The move follows Thursday’s decision by the US Securities and Exchange Commission (SEC) to sue Musk for alleged securities fraud.
Under the settlement Musk would remain as chief executive but must leave his other post within 45 days. Both he and the company will each pay a US$20 million fine, a British Broadcasting Corporation report said.
The agreement eases pressure on Tesla’s embattled CEO, who faced potentially being barred from serving as an officer or board member of a publicly traded company as a result of the charges.
“The settlements, which are subject to court approval, will result in comprehensive corporate governance and other reforms at Tesla, including Musk’s removal as chairman of the Tesla board, and the payment by Musk and Tesla of financial penalties” of $20 million each, the SEC said in a statement reported by Agence France-Presse.

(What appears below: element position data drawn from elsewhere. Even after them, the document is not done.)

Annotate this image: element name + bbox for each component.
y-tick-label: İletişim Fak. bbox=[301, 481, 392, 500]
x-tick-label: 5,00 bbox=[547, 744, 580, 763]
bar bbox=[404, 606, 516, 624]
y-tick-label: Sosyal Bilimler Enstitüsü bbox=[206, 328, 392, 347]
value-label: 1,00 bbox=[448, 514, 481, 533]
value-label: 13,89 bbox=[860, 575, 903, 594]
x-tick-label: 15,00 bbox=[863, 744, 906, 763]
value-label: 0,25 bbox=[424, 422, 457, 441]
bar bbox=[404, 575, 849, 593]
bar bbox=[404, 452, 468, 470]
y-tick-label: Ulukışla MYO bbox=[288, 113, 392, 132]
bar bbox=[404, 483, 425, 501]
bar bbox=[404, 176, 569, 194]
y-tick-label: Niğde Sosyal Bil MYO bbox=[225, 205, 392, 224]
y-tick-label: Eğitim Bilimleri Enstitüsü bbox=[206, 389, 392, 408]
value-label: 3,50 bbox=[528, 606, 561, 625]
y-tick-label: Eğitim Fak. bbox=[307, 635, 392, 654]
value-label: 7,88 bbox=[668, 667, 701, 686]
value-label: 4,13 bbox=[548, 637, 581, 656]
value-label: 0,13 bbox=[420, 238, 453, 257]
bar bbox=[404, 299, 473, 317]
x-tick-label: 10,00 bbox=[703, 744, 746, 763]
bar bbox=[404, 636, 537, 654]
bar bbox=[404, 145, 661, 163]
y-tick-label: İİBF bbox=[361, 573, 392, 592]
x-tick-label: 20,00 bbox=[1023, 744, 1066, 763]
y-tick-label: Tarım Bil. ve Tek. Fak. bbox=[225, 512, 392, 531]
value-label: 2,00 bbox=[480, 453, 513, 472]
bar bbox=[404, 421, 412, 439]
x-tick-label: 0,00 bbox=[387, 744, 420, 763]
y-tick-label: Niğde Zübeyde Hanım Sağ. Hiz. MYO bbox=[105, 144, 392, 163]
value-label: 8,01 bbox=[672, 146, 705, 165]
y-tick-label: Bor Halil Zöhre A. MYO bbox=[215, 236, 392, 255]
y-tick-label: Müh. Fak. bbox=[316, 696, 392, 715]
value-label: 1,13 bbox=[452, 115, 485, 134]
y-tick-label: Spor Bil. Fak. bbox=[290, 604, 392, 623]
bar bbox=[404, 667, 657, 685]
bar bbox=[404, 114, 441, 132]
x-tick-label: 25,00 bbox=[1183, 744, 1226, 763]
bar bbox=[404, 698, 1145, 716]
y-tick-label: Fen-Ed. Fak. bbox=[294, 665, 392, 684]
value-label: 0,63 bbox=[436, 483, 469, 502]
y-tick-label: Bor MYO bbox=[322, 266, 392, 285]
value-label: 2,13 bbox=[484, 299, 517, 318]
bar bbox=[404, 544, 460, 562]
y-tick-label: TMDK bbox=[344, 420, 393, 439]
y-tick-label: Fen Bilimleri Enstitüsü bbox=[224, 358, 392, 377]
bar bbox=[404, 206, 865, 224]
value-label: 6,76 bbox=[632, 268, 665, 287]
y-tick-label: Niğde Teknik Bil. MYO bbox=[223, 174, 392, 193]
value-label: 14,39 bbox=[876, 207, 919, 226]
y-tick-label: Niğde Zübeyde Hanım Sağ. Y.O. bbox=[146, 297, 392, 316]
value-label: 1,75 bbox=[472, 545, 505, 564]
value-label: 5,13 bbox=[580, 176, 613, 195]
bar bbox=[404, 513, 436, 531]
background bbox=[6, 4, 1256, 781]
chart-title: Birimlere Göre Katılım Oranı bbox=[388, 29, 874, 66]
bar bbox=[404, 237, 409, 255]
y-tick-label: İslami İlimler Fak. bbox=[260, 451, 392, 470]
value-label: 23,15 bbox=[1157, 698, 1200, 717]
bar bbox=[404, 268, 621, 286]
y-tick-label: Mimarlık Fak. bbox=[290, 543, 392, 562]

The SEC had charged Musk with securities fraud, alleging that he misled investors when he tweeted on August 7 that he had “funding secured” to privatize the electric-auto maker at $420 a share.
That caused a brief spike in Tesla’s share price, leading so-called short-sellers, who have been betting on the stock crashing for years, to lose millions.
The SEC said Musk’s statements on Twitter were “false and misleading” and that he had never discussed the plans with company officials or potential funders.
Musk said he later decided against the plan.
“When companies and corporate insiders make statements, they must act responsibly,” SEC chairman Jay Clayton told AFP.